There are many exercises that hit the chest, both directly and indirectly. It's usually a smart idea to include more than one chest exercise in a routine if you're past the beginner stage. But, if you had to choose one to focus on it should be the barbell bench press...
...But why?
Well the this classic weight lifting exercise enables you to progressively overload the chest muscles with more weight than any other movement.
The only other chest-focused exercise that lets you lift near this amount of weight is the incline bench press. But even that exercise doesn't let you press as much weight as the flat bench...
...In addition, the incline bench hits the anterior deltoids significantly more; thus, taking much of the focus off of the chest muscles.

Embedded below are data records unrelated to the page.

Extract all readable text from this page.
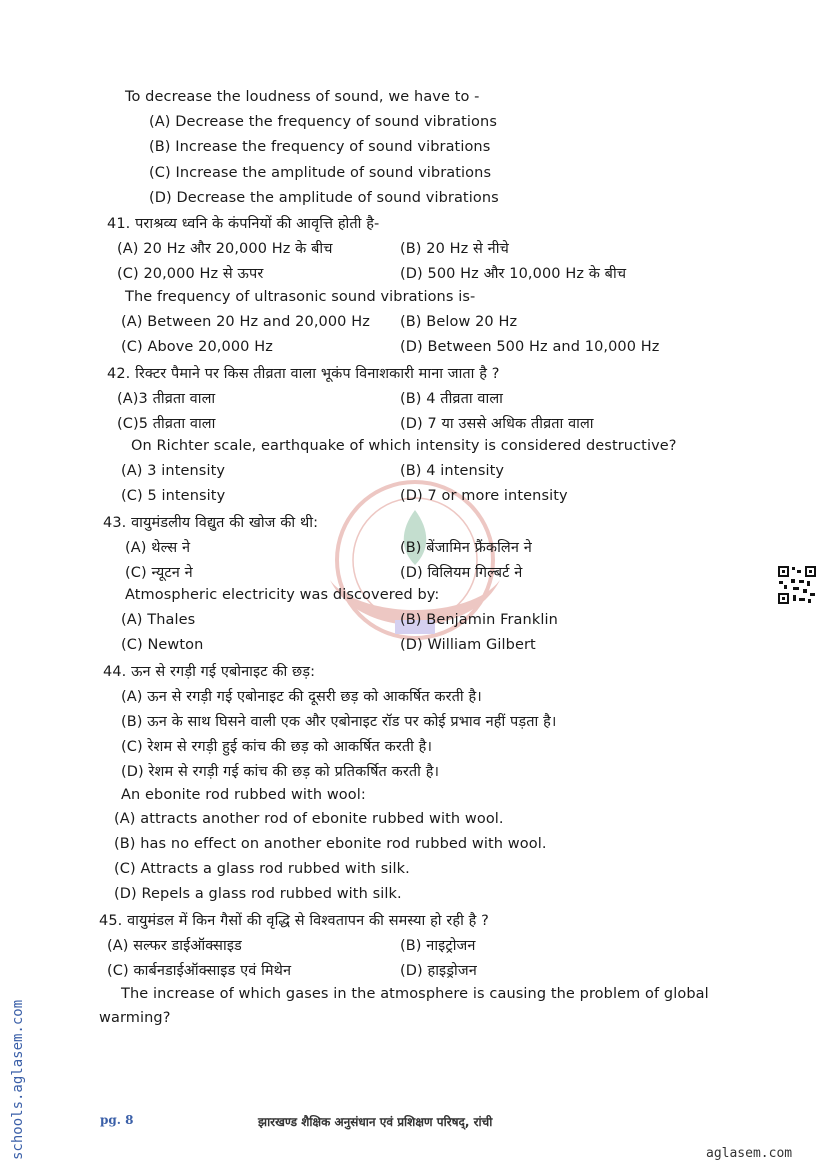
To decrease the loudness of sound, we have to -
(A) Decrease the frequency of sound vibrations
(B) Increase the frequency of sound vibrations
(C) Increase the amplitude of sound vibrations
(D) Decrease the amplitude of sound vibrations
41. पराश्रव्य ध्वनि के कंपनियों की आवृत्ति होती है-
(A) 20 Hz और 20,000 Hz के बीच	(B) 20 Hz से नीचे
(C) 20,000 Hz से ऊपर	(D) 500 Hz और 10,000 Hz के बीच
The frequency of ultrasonic sound vibrations is-
(A) Between 20 Hz and 20,000 Hz (B) Below 20 Hz
(C) Above 20,000 Hz	(D) Between 500 Hz and 10,000 Hz
42. रिक्टर पैमाने पर किस तीव्रता वाला भूकंप विनाशकारी माना जाता है ?
(A)3 तीव्रता वाला	(B) 4 तीव्रता वाला
(C)5 तीव्रता वाला	(D) 7 या उससे अधिक तीव्रता वाला
On Richter scale, earthquake of which intensity is considered destructive?
(A) 3 intensity	(B) 4 intensity
(C) 5 intensity	(D) 7 or more intensity
43. वायुमंडलीय विद्युत की खोज की थी:
(A) थेल्स ने	(B) बेंजामिन फ्रैंकलिन ने
(C) न्यूटन ने	(D) विलियम गिल्बर्ट ने
Atmospheric electricity was discovered by:
(A) Thales	(B) Benjamin Franklin
(C) Newton	(D) William Gilbert
44. ऊन से रगड़ी गई एबोनाइट की छड़:
(A) ऊन से रगड़ी गई एबोनाइट की दूसरी छड़ को आकर्षित करती है।
(B) ऊन के साथ घिसने वाली एक और एबोनाइट रॉड पर कोई प्रभाव नहीं पड़ता है।
(C) रेशम से रगड़ी हुई कांच की छड़ को आकर्षित करती है।
(D) रेशम से रगड़ी गई कांच की छड़ को प्रतिकर्षित करती है।
An ebonite rod rubbed with wool:
(A) attracts another rod of ebonite rubbed with wool.
(B) has no effect on another ebonite rod rubbed with wool.
(C) Attracts a glass rod rubbed with silk.
(D) Repels a glass rod rubbed with silk.
45. वायुमंडल में किन गैसों की वृद्धि से विश्वतापन की समस्या हो रही है ?
(A) सल्फर डाईऑक्साइड	(B) नाइट्रोजन
(C) कार्बनडाईऑक्साइड एवं मिथेन	(D) हाइड्रोजन
The increase of which gases in the atmosphere is causing the problem of global
warming?
schools.aglasem.com	pg. 8	झारखण्ड शैक्षिक अनुसंधान एवं प्रशिक्षण परिषद्, रांची
aglasem.com
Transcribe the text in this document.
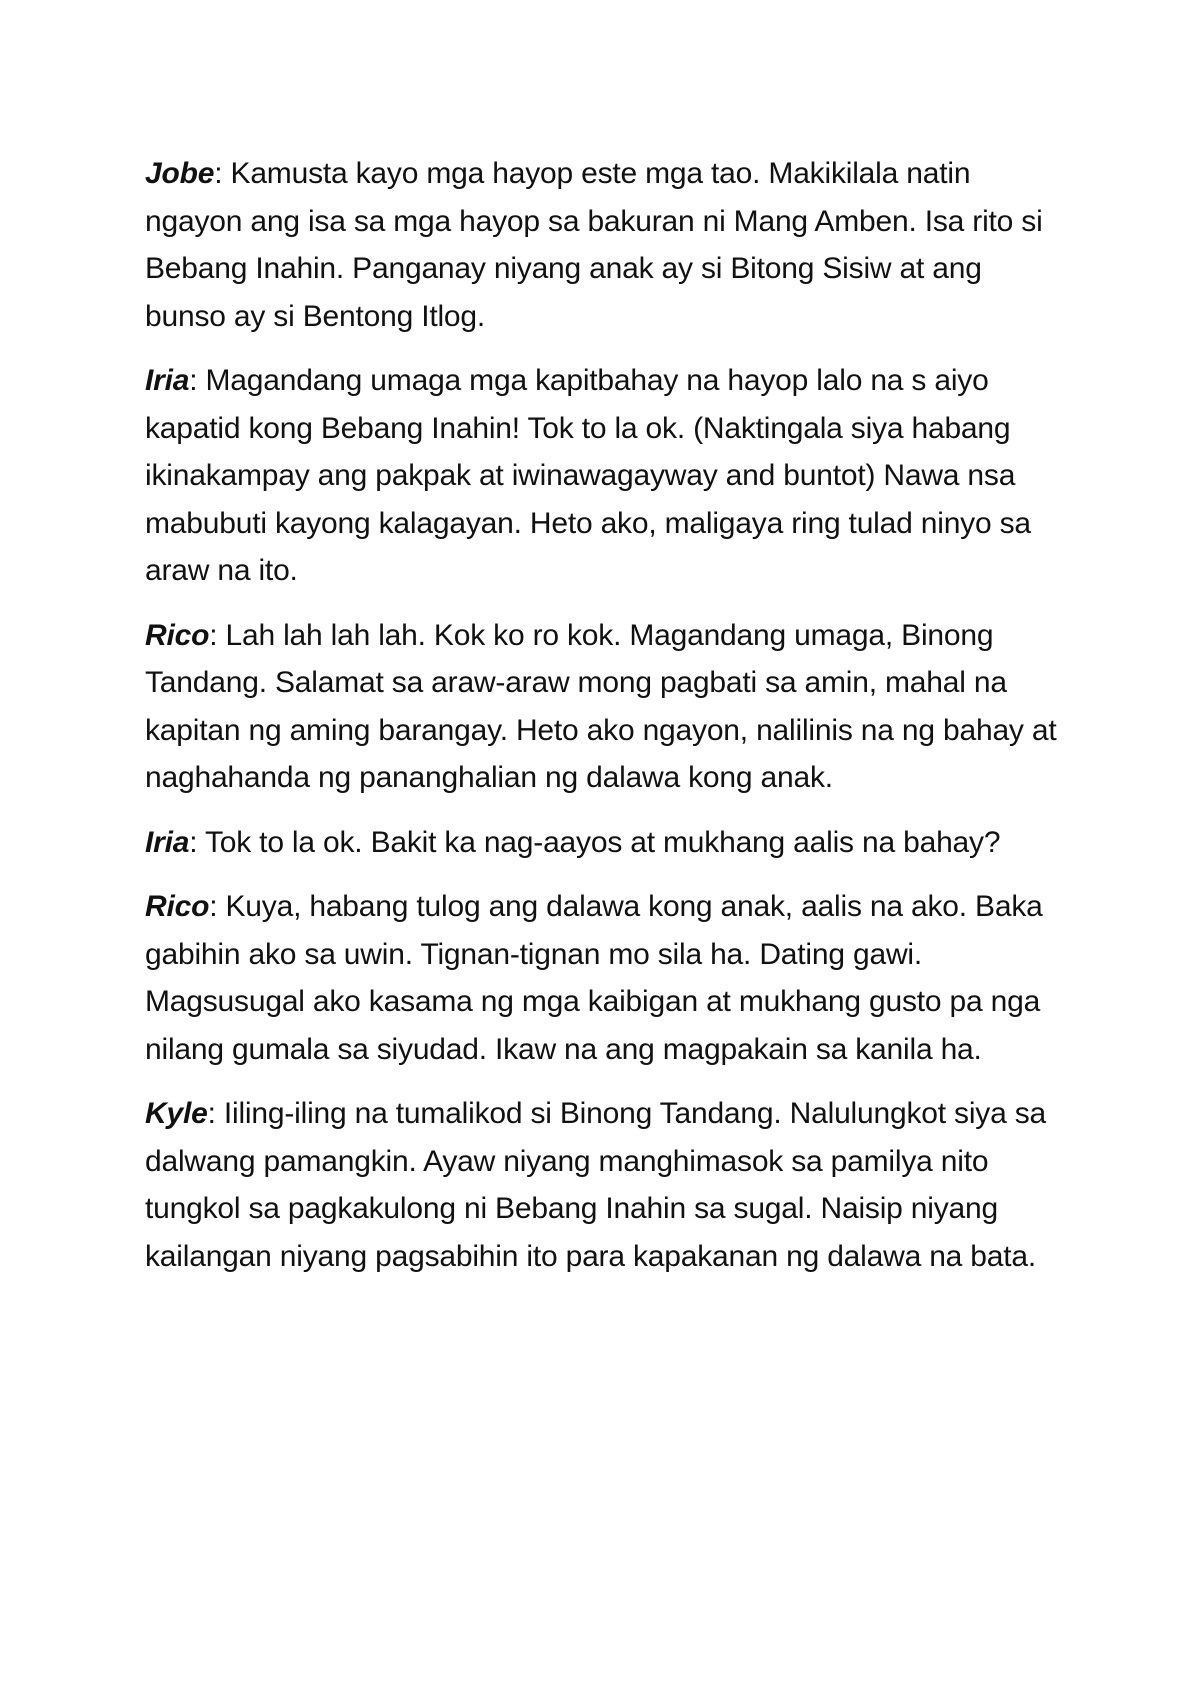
Jobe: Kamusta kayo mga hayop este mga tao. Makikilala natin ngayon ang isa sa mga hayop sa bakuran ni Mang Amben. Isa rito si Bebang Inahin. Panganay niyang anak ay si Bitong Sisiw at ang bunso ay si Bentong Itlog.

Iria: Magandang umaga mga kapitbahay na hayop lalo na s aiyo kapatid kong Bebang Inahin! Tok to la ok. (Naktingala siya habang ikinakampay ang pakpak at iwinawagayway and buntot) Nawa nsa mabubuti kayong kalagayan. Heto ako, maligaya ring tulad ninyo sa araw na ito.

Rico: Lah lah lah lah. Kok ko ro kok. Magandang umaga, Binong Tandang. Salamat sa araw-araw mong pagbati sa amin, mahal na kapitan ng aming barangay. Heto ako ngayon, nalilinis na ng bahay at naghahanda ng pananghalian ng dalawa kong anak.

Iria: Tok to la ok. Bakit ka nag-aayos at mukhang aalis na bahay?

Rico: Kuya, habang tulog ang dalawa kong anak, aalis na ako. Baka gabihin ako sa uwin. Tignan-tignan mo sila ha. Dating gawi. Magsusugal ako kasama ng mga kaibigan at mukhang gusto pa nga nilang gumala sa siyudad. Ikaw na ang magpakain sa kanila ha.

Kyle: Iiling-iling na tumalikod si Binong Tandang. Nalulungkot siya sa dalwang pamangkin. Ayaw niyang manghimasok sa pamilya nito tungkol sa pagkakulong ni Bebang Inahin sa sugal. Naisip niyang kailangan niyang pagsabihin ito para kapakanan ng dalawa na bata.
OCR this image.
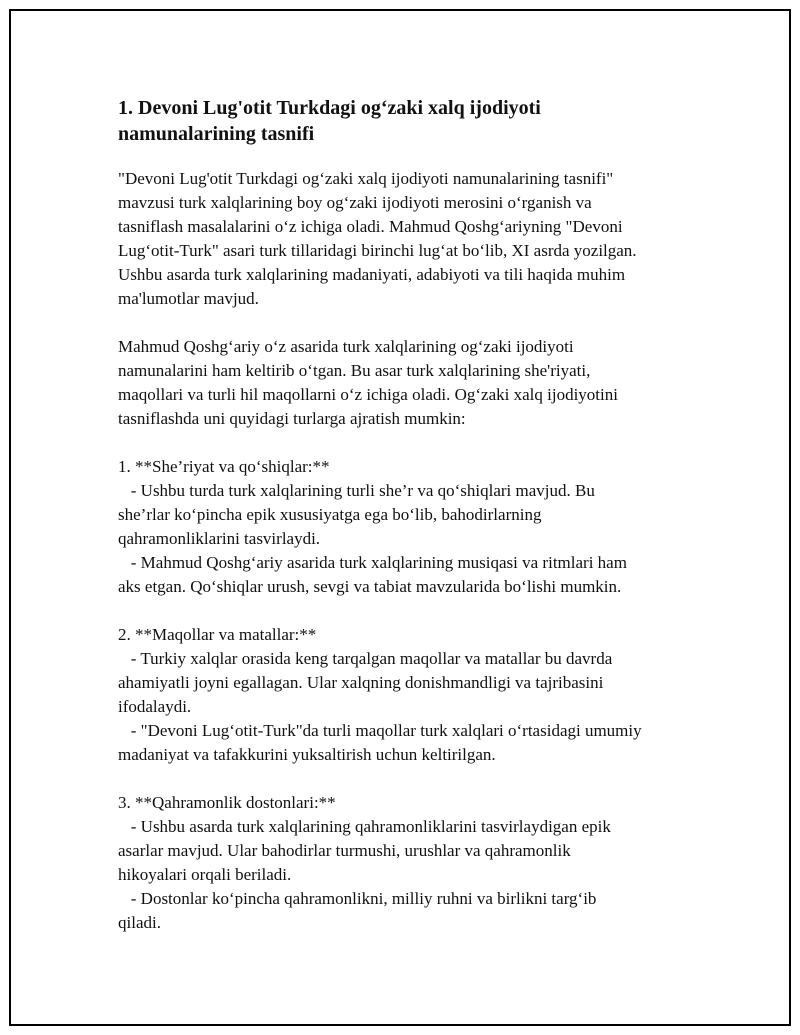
1. Devoni Lug'otit Turkdagi og‘zaki xalq ijodiyoti
namunalarining tasnifi

"Devoni Lug'otit Turkdagi og‘zaki xalq ijodiyoti namunalarining tasnifi"
mavzusi turk xalqlarining boy og‘zaki ijodiyoti merosini o‘rganish va
tasniflash masalalarini o‘z ichiga oladi. Mahmud Qoshg‘ariyning "Devoni
Lug‘otit-Turk" asari turk tillaridagi birinchi lug‘at bo‘lib, XI asrda yozilgan.
Ushbu asarda turk xalqlarining madaniyati, adabiyoti va tili haqida muhim
ma'lumotlar mavjud.

Mahmud Qoshg‘ariy o‘z asarida turk xalqlarining og‘zaki ijodiyoti
namunalarini ham keltirib o‘tgan. Bu asar turk xalqlarining she'riyati,
maqollari va turli hil maqollarni o‘z ichiga oladi. Og‘zaki xalq ijodiyotini
tasniflashda uni quyidagi turlarga ajratish mumkin:

1. **She’riyat va qo‘shiqlar:**
- Ushbu turda turk xalqlarining turli she’r va qo‘shiqlari mavjud. Bu
she’rlar ko‘pincha epik xususiyatga ega bo‘lib, bahodirlarning
qahramonliklarini tasvirlaydi.
- Mahmud Qoshg‘ariy asarida turk xalqlarining musiqasi va ritmlari ham
aks etgan. Qo‘shiqlar urush, sevgi va tabiat mavzularida bo‘lishi mumkin.

2. **Maqollar va matallar:**
- Turkiy xalqlar orasida keng tarqalgan maqollar va matallar bu davrda
ahamiyatli joyni egallagan. Ular xalqning donishmandligi va tajribasini
ifodalaydi.
- "Devoni Lug‘otit-Turk"da turli maqollar turk xalqlari o‘rtasidagi umumiy
madaniyat va tafakkurini yuksaltirish uchun keltirilgan.

3. **Qahramonlik dostonlari:**
- Ushbu asarda turk xalqlarining qahramonliklarini tasvirlaydigan epik
asarlar mavjud. Ular bahodirlar turmushi, urushlar va qahramonlik
hikoyalari orqali beriladi.
- Dostonlar ko‘pincha qahramonlikni, milliy ruhni va birlikni targ‘ib
qiladi.
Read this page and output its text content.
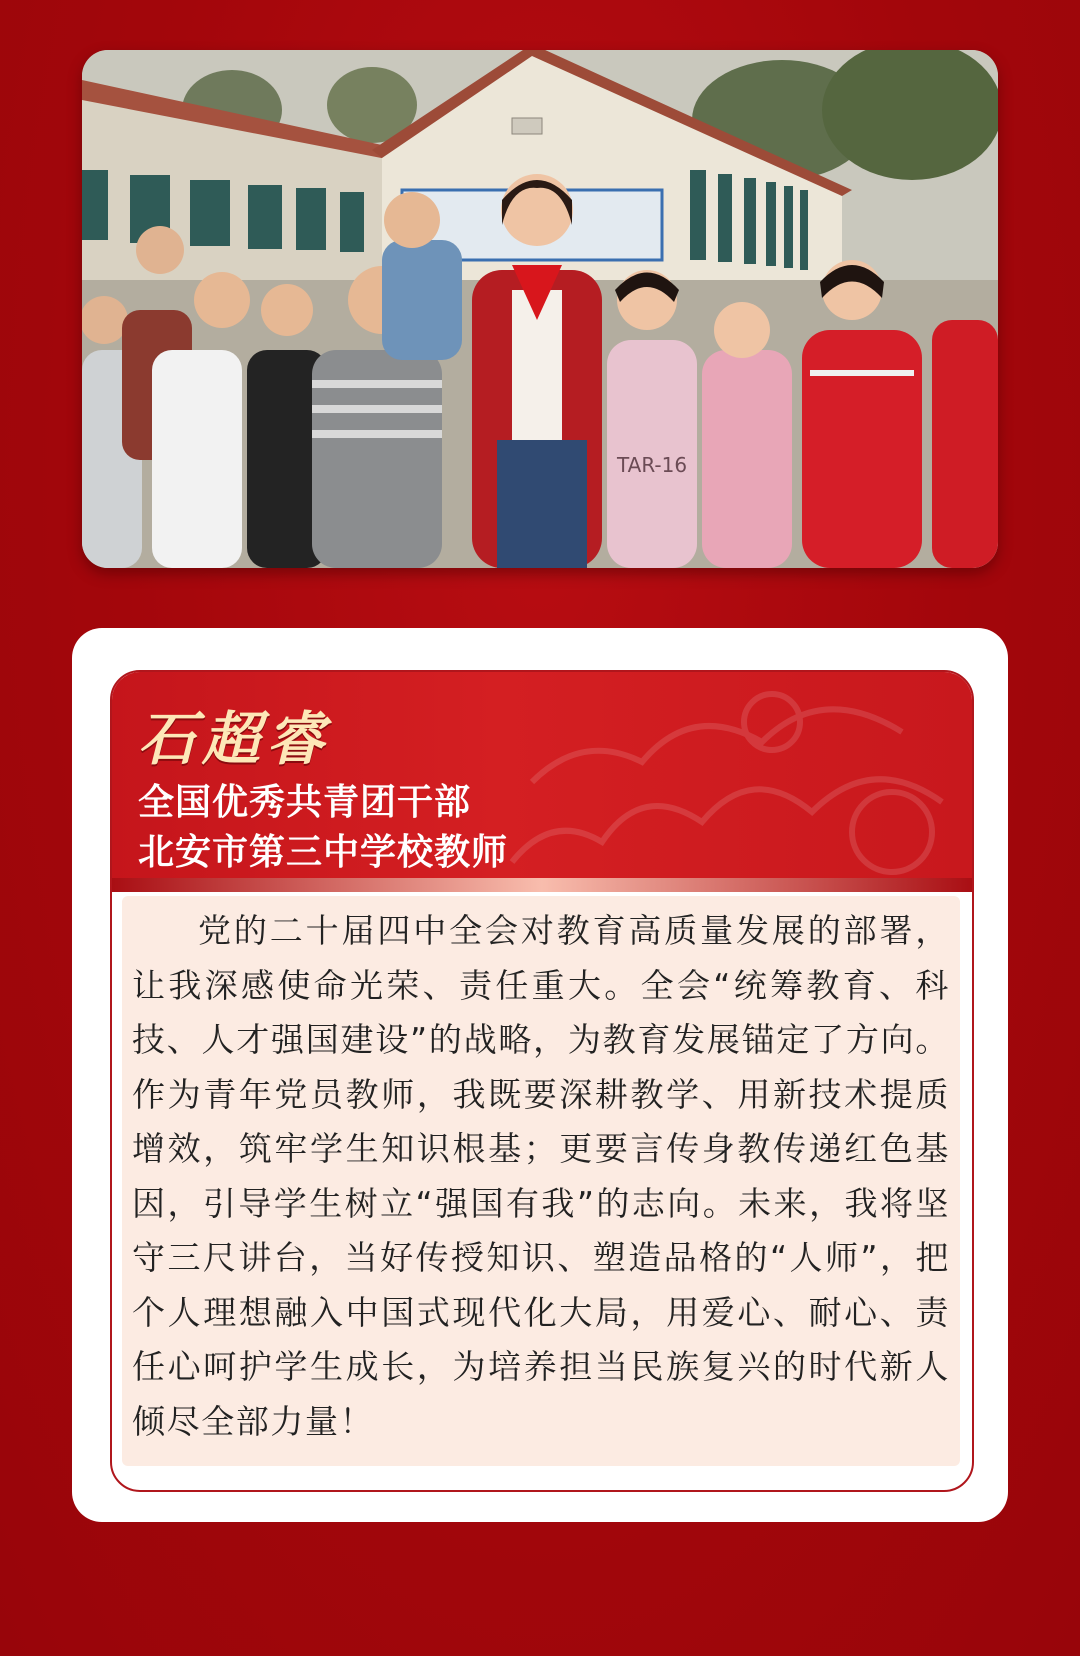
TAR-16
石超睿
全国优秀共青团干部
北安市第三中学校教师

党的二十届四中全会对教育高质量发展的部署，让我深感使命光荣、责任重大。全会“统筹教育、科技、人才强国建设”的战略，为教育发展锚定了方向。作为青年党员教师，我既要深耕教学、用新技术提质增效，筑牢学生知识根基；更要言传身教传递红色基因，引导学生树立“强国有我”的志向。未来，我将坚守三尺讲台，当好传授知识、塑造品格的“人师”，把个人理想融入中国式现代化大局，用爱心、耐心、责任心呵护学生成长，为培养担当民族复兴的时代新人倾尽全部力量！
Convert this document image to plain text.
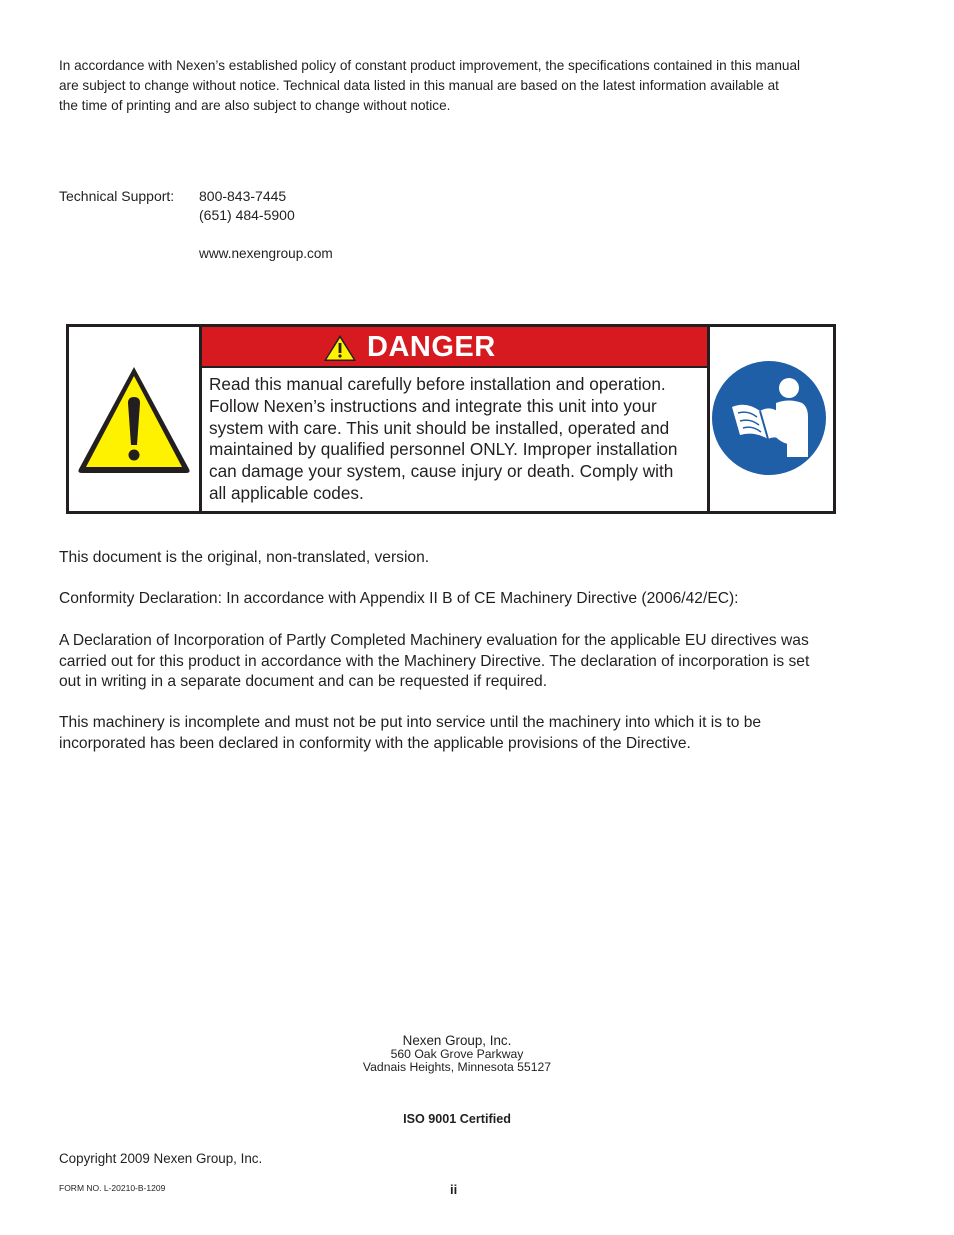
In accordance with Nexen’s established policy of constant product improvement, the specifications contained in this manual
are subject to change without notice. Technical data listed in this manual are based on the latest information available at
the time of printing and are also subject to change without notice.
Technical Support: 800-843-7445
(651) 484-5900
www.nexengroup.com
DANGER
Read this manual carefully before installation and operation.
Follow Nexen’s instructions and integrate this unit into your
system with care. This unit should be installed, operated and
maintained by qualified personnel ONLY. Improper installation
can damage your system, cause injury or death. Comply with
all applicable codes.
This document is the original, non-translated, version.
Conformity Declaration: In accordance with Appendix II B of CE Machinery Directive (2006/42/EC):
A Declaration of Incorporation of Partly Completed Machinery evaluation for the applicable EU directives was
carried out for this product in accordance with the Machinery Directive. The declaration of incorporation is set
out in writing in a separate document and can be requested if required.
This machinery is incomplete and must not be put into service until the machinery into which it is to be
incorporated has been declared in conformity with the applicable provisions of the Directive.
Nexen Group, Inc.
560 Oak Grove Parkway
Vadnais Heights, Minnesota 55127
ISO 9001 Certified
Copyright 2009 Nexen Group, Inc.
FORM NO. L-20210-B-1209	ii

Since you are able to lift the heaviest load with the flat barbell bench press, it makes sense that it is the best chest exercise for efficiently gaining strength, and by extension, adding chest muscle mass.
Isolation chest exercises, such as chest flyes, don't even come close. Isolation movements may directly target the chest. However, isolation is the most inefficient way to gain strength. (That is not to say that they serve no purpose, but isolation chest movements certainly can't be among the best exercises.)
To conclude, the flat barbell bench press is the number one chest training exercise. And I'll give credit to chest/tricep dips as being a relatively close second.